2-1. Great Expectations 초기화 및 Expectation Suite 생성

먼저 Great Expectations 프로젝트를 초기화하고 Expectation Suite를 생성합니다.

# Great Expectations 초기화
great_expectations init

great_expectations 디렉토리가 생성되며, 여기에서 데이터를 로드하고 Expectation Suite를 정의할 수 있습니다.

2-2. dbt 프로젝트 초기화

dbt 프로젝트를 초기화하고, 필요한 데이터 소스를 설정합니다.

# dbt 프로젝트 초기화
dbt init my_dbt_project
cd my_dbt_project

# profiles.yml 파일을 설정하여 데이터베이스 연결을 설정합니다.

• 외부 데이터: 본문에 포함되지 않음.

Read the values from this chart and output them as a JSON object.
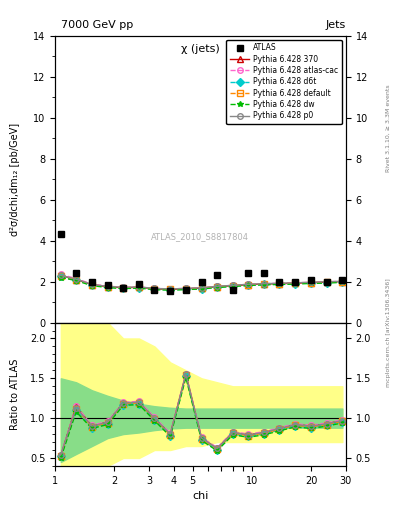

2-3. dbt 모델 생성 및 검증 스크립트 작성

dbt 모델을 생성하고, 이를 기반으로 Great Expectations 검증을 수행하는 스크립트를 작성합니다.

dbt 모델 생성

models/my_model.sql 파일을 생성합니다.

-- models/my_model.sql
with source as (
    select * from {{ ref('my_source_table') }}
)
select * from source

dbt 실행 후 Great Expectations 검증 스크립트 작성

models/great_expectations_validation.sql 파일을 생성합니다.

-- models/great_expectations_validation.sql
{% set results = run_query('SELECT * FROM {{ ref('my_model') }} LIMIT 1') %}
{{ return(results) }}

2-4. dbt Run-Operation 명령어로 Great Expectations 검증 실행

dbt의 run-operation 명령어를 사용하여 Great Expectations 검증을 실행하는 스크립트를 작성합니다.

Python 스크립트 작성

great_expectations_validation.py 파일을 생성합니다.

import subprocess
from great_expectations.data_context import DataContext

def validate_data():
    context = DataContext()
    
    # Checkpoint 이름과 Expectation Suite 이름을 설정합니다.
    checkpoint_name = "my_quickstart_checkpoint"
    expectation_suite_name = "suite"

    # Checkpoint를 실행하여 검증을 수행합니다.
    results = context.run_checkpoint(checkpoint_name=checkpoint_name)

    # 검증 결과를 확인합니다.
    if not results.success:
        raise ValueError("데이터 검증 실패")

if __name__ == "__main__":
    subprocess.run(["dbt", "run"])
    validate_data()

2-5. dbt Cloud 또는 Airflow에서 스케줄링

dbt Cloud나 Airflow를 사용하여 주기적으로 스크립트를 실행합니다.

dbt Cloud에서 스케줄링

dbt Cloud의 작업(job) 설정에서 스크립트를 스케줄링할 수 있습니다.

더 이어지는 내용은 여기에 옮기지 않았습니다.